(Credit: Megan Zendek/Fourth Estate)
by Amina Benguedouar
A million dollar fund created to serve as a fallback for students at Mason is now open to applicants.
The Stay Mason Student Support Fund, previously called the Mason Access Initiative, is designed to help higher education become more accessible to Mason students.
Rodrigo Velasquez, president of Mason DREAMers, worked closely with administration in order to make the fund possible.
“Over the summer, meetings [between students and administration] were had, and Access Mason became Stay Mason, which is composed of different projects,” Velasquez said. “One is emergency funding for students who are at risk of leaving the university, and another big aspect of it is financial literacy.”
According to the program description on the University Life website, “Stay Mason assists George Mason students who are at risk of not continuing their education due to unexpected financial situations.”
Students are given the opportunity to receive one-time funding through a short application process. The application asks for contact information, answers to a few short questions and the individual’s story or reason for applying.
Each person’s situation is carefully considered by a committee before funds are awarded. Velasquez said funds will be granted based on the needs of each student and availability of funds.
Students awarded funds will also take part in a financial literacy program. According to the University Life website, the program will give students and their families the opportunity to learn more about available financial resources and how they can make use of them.
Velasquez explained that “one of the biggest problems is not only are there limited financial resources, but students don’t know about financial resources that do exist.”
Students will not be asked to pay back the money they receive from Stay Mason. However, it is highly encouraged that they contribute to the fund once they are able to, either during or after their time at Mason, in order to keep the program running.
According to Velasquez, the administration has been working closely with GMU Student Power, Mason DREAMers and Student Government in order to make this fund as beneficial and accessible to students as possible ever since its approval by the Board of Visitors on May 6.

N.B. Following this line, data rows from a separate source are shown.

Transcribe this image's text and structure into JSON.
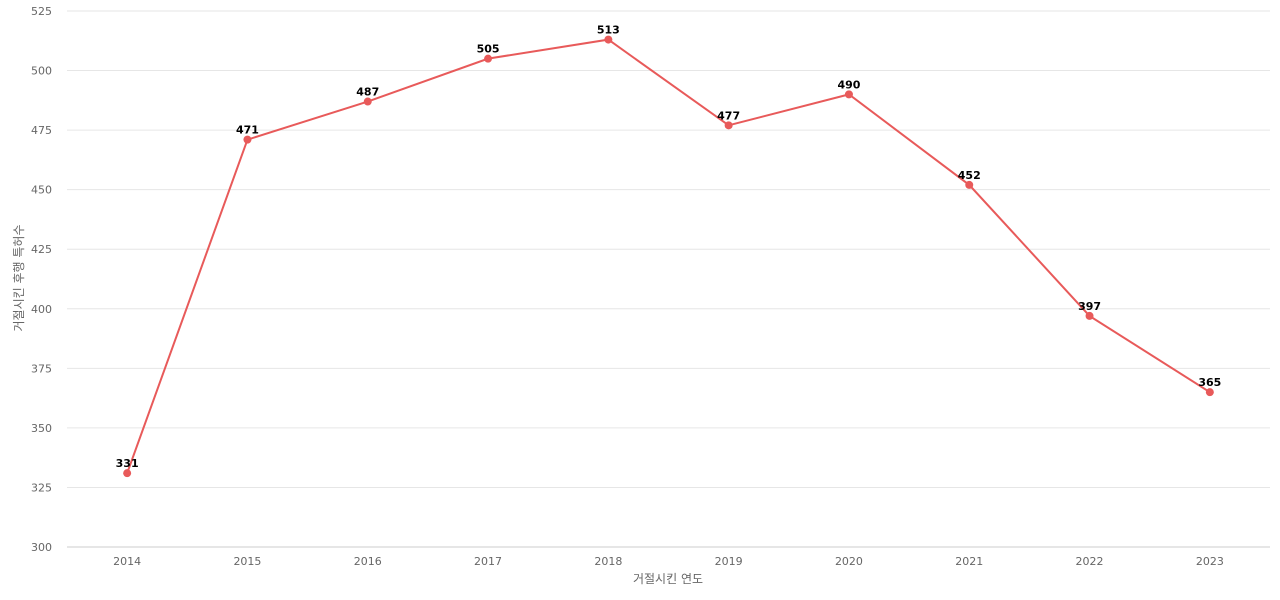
{
  "chart_data": {
    "type": "line",
    "title": "",
    "xlabel": "거절시킨 연도",
    "ylabel": "거절시킨 후행 특허수",
    "x": [
      "2014",
      "2015",
      "2016",
      "2017",
      "2018",
      "2019",
      "2020",
      "2021",
      "2022",
      "2023"
    ],
    "series": [
      {
        "values": [
          331,
          471,
          487,
          505,
          513,
          477,
          490,
          452,
          397,
          365
        ],
        "color": "#e85a5a"
      }
    ],
    "ylim": [
      300,
      525
    ],
    "yticks": [
      "300",
      "325",
      "350",
      "375",
      "400",
      "425",
      "450",
      "475",
      "500",
      "525"
    ],
    "grid": true,
    "legend": "none"
  }
}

Conversations between students and administration began when GMU Student Power, as a part of the Virginia Power Network, held a speak-out in March regarding the rise of tuition prices. Administrators approached members of the group, and the two parties began to discuss possible solutions.
At the Board of Visitors meeting, a petition with approximately 800 signatures from students, faculty and staff was set forth.
“Several students attended the Board of Visitors meeting and presented the petition to show student support,” said Samantha Parsons, president of GMU Student Power.
Paula Suciu, a freshman neuroscience major who holds full responsibility of her own tuition fees, said it is comforting to know that a financial safety net exists.
“It’s reassuring to know we, as students, have some sort of support if something does happen,” Suciu said. “I think a lot of students will find [the fund] useful.”
For those who believe they are in a situation that requires Stay Mason’s aid, the application can be found on the University Life website.